Pour l’U2P, la priorité du pays est de “combattre la dérive des comptes sociaux en réduisant les arrêts maladie abusifs”. Or, cette décision “va produire les effets exactement inverses et va ajouter un frein supplémentaire à la décision d’embauche”.
Face à cette situation, le patronat exhorte le futur gouvernement à “se saisir de toutes les possibilités” pour défendre ce qu’il appelle “la valeur travail”. Parmi les pistes évoquées par le Medef : une révision de la directive européenne de 2003 relative au temps de travail, une “remise à plat du cadre légal” en la matière ou encore la mise en place de “garde-fous” destinés à limiter les conséquences financières de ces arrêts pour les entreprises.

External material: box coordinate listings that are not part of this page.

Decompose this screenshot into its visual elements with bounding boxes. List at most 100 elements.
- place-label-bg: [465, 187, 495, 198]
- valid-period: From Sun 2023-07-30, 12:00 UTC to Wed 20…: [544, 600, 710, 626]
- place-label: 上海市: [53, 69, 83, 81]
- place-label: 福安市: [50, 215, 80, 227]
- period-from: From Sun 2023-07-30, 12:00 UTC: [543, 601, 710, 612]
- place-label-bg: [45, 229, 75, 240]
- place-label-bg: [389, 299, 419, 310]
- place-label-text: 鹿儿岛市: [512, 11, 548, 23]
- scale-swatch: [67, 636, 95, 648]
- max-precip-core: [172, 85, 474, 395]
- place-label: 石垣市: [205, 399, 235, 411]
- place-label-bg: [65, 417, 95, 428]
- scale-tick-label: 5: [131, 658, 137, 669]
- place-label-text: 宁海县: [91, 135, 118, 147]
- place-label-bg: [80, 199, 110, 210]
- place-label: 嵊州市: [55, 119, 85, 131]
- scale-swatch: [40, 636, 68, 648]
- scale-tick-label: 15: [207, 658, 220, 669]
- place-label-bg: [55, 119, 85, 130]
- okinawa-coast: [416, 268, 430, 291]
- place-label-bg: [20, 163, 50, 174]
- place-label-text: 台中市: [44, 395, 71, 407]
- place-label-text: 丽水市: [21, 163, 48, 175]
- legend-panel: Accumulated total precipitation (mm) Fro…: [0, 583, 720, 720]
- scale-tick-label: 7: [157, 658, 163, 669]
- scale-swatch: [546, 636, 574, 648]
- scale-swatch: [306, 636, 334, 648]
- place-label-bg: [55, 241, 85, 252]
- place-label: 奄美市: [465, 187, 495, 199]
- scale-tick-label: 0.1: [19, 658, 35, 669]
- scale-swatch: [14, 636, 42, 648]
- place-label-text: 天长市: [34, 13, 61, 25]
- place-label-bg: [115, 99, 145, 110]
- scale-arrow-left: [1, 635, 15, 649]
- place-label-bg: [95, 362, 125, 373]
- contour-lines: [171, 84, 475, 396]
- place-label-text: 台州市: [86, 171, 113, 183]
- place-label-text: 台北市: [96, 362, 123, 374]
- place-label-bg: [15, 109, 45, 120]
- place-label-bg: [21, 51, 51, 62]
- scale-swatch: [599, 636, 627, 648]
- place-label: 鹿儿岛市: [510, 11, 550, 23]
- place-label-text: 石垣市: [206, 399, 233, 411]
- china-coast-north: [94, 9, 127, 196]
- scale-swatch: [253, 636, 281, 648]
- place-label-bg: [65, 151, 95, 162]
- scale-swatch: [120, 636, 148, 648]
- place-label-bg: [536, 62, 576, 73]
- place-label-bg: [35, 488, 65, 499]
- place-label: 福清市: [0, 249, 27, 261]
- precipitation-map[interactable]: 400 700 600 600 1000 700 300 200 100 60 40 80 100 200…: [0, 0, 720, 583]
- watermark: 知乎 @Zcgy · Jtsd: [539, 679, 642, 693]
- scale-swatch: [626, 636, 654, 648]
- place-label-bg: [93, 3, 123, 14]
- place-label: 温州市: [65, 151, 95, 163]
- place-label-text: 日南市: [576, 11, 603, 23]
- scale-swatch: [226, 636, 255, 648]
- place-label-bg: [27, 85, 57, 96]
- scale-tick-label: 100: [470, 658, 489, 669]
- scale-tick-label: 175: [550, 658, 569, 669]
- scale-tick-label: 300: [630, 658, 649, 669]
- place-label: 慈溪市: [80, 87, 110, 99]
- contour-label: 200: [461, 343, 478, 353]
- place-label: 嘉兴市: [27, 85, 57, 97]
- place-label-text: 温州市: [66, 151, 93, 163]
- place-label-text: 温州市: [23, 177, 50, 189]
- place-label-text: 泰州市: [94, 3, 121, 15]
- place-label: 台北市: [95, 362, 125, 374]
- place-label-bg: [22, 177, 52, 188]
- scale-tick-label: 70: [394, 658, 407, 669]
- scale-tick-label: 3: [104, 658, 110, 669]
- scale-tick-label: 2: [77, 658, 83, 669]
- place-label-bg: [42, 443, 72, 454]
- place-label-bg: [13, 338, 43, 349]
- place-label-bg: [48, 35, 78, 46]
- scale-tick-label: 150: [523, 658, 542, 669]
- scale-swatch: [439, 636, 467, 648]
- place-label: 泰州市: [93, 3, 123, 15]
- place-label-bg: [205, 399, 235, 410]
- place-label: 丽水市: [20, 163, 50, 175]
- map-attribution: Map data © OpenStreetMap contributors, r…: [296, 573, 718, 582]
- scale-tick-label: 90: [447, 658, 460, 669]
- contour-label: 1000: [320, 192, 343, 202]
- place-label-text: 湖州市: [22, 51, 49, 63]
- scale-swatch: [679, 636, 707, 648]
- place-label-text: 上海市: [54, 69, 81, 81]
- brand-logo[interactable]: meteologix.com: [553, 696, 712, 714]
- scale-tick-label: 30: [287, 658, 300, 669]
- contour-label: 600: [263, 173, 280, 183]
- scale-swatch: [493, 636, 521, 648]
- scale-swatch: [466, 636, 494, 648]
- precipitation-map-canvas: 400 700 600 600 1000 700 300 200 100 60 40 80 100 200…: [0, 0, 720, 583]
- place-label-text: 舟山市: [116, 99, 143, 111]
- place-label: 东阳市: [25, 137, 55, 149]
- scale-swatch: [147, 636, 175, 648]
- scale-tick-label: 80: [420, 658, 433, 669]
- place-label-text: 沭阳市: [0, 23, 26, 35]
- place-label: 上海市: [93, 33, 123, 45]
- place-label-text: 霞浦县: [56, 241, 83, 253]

L’U2P plaide également une refonte complète, “aux niveau national et européen, des règles relatives au temps de travail effectif, à l’acquisition de congés payés et aux arrêts maladie”.
Pour Patricia Drevon (FO), le patronat tente d’éviter d’avoir à payer des heures supplémentaires pour les salariés malades pendant leurs congés payés. La démarche de demander une révision de la directive sur le temps de travail a selon elle peu de chances d’aboutir car elle est issue de procédures judiciaires.